MAIS DINHEIRO MAIS PARTIDOS

por Anderson Iglesias

24 de Julho de 2019, 15h42

MAIS DINHEIRO MAIS PARTIDOS
MAIS DINHEIRO MAIS PARTIDOS

Em tempos de vacas magras os políticos querem comer carne nobre ! Esta é a conclusão sobre a notícia de que o fundo eleitoral poderá mais do que dobrar ano que vem e receber até R$3,7 bilhões para financiar campanhas de candidatos a prefeito e a vereador em todo o país.

O acréscimo de R$2 bilhões de reais foi apresentado pelo relator da Lei de Diretrizes Orçamentárias (LDO) de 2020, que estabelece diretrizes para o Orçamento da União, o deputado Cacá Leão (PP-BA). Segundo o relator a justificativa do aumento se dá pelo fato das eleições municipais terem um número maior de candidatos e, por isso, é necessário mais recursos.

Em um momento em que precisamos fazer várias reformas para diminuir os gastos públicos é inadmissível que este aditivo seja incluído na LDO pelo Congresso Nacional. Será que o cidadão brasileiro, pagador de impostos, concorda que seu dinheiro seja destinado à campanha política?

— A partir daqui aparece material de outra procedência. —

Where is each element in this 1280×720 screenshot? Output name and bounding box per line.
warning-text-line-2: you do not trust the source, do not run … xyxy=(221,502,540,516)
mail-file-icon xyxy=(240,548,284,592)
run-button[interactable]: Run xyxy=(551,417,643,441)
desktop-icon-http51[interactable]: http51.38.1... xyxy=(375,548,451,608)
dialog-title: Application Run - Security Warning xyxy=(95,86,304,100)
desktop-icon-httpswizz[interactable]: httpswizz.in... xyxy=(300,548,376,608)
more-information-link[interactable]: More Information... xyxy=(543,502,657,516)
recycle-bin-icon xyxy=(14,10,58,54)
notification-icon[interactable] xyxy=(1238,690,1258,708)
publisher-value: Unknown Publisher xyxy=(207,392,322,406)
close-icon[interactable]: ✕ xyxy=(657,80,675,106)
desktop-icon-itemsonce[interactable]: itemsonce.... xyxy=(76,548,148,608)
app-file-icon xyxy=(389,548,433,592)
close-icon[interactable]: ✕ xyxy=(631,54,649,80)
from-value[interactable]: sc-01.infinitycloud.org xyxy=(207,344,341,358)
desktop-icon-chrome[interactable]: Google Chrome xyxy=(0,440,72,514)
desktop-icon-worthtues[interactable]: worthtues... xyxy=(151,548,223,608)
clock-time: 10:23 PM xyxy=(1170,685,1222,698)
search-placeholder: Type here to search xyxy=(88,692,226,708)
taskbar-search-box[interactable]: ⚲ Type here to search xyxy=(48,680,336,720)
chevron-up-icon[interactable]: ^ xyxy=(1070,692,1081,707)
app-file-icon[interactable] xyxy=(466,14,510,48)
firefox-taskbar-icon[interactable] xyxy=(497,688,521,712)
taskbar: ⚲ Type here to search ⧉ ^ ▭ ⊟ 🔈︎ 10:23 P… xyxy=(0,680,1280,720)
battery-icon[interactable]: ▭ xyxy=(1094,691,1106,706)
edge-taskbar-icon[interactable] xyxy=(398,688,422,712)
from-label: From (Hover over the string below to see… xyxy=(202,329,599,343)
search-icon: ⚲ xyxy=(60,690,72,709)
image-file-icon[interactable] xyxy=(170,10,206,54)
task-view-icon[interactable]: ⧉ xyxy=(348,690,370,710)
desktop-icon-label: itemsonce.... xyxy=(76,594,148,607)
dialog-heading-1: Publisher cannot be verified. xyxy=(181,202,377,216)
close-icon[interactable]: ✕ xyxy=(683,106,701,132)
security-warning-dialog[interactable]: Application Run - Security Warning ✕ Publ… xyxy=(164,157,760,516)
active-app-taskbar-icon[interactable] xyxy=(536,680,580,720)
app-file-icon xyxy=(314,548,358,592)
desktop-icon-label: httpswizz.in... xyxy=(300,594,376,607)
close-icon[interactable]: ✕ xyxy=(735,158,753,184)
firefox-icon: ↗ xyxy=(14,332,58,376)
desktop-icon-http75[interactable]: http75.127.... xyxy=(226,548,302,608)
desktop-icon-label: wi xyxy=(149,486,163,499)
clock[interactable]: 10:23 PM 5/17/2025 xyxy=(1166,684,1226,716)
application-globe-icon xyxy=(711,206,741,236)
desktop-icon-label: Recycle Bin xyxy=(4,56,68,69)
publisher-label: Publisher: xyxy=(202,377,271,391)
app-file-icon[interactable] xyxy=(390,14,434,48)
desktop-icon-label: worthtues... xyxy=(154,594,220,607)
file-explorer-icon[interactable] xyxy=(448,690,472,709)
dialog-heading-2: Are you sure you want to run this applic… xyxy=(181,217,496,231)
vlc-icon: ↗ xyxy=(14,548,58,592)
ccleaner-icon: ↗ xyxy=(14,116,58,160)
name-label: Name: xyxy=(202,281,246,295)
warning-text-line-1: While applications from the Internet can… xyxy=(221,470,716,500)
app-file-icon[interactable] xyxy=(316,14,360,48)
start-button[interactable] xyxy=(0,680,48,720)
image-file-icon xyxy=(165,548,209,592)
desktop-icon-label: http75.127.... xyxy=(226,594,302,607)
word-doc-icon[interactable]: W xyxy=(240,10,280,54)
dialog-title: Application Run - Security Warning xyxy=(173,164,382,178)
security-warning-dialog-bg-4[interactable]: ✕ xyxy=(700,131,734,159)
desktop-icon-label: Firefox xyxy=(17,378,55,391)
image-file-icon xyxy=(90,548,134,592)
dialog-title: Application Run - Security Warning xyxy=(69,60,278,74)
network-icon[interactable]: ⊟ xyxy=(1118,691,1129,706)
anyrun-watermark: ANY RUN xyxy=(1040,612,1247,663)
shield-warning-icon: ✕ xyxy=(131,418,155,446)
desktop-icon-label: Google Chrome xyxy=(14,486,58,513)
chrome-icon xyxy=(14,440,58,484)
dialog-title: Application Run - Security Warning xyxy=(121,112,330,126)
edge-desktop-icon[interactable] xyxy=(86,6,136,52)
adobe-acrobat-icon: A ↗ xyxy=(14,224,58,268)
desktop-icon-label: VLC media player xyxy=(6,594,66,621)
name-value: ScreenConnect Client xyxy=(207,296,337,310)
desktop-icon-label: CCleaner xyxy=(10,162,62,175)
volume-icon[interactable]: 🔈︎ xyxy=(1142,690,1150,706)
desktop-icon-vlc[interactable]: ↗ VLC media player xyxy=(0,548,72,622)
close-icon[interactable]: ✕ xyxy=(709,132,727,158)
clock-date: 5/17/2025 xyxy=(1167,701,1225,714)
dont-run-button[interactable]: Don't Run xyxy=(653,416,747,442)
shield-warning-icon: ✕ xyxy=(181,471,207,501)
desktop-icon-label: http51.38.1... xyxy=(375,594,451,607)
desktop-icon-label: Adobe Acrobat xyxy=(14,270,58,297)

Hoje a população contribui em parte para o Fundo Especial de Financiamento de Campanha (FEFC), conhecido com fundo eleitoral, após o Supremo Tribunal Federal (STF) proibir, dois anos antes, doações de empresas para campanhas eleitorais. Composto de recursos do Orçamento Geral da União, o fundo destina valores para partidos políticos, que repassam a seus candidatos. Ou seja, desde as eleições do ano passado é proibido o financiamento de empresas nas campanhas - somente pessoas físicas podem fazer doações.

E a pergunta que devemos nos fazer é a seguinte: é correto obrigar o cidadão a contribuir para uma campanha que ele não concorda? A resposta do partido NOVO é não. Diferente das outras siglas, o NOVO é o único que não usa recurso público para se manter. Ele respeita o pagador de impostos e não utiliza dinheiro público. Além disso, defende que o cidadão tenha a liberdade para contribuir ou não para o partido que ele se identifica.

A verdade é que vivemos uma crise fiscal, de recursos e certamente esta não é a prioridade da população, e sim do próprio sistema político. O cidadão brasileiro precisa ser informado sobre a utilização deste recurso. A prioridade na destinação de verbas públicas deve ser saúde, segurança ou educação. E para que isso aconteça precisamos dar um BASTA na utilização de dinheiro público para partidos.

Nosso sistema político precisa amadurecer. E os partidos, necessariamente, precisam existir em razão das pessoas que acreditam e contribuírem financeiramente para a sua existência. 

Anderson Iglesias é analista de sistemas, servidor público e presidente estadual do Partido NOVO em Mato Grosso.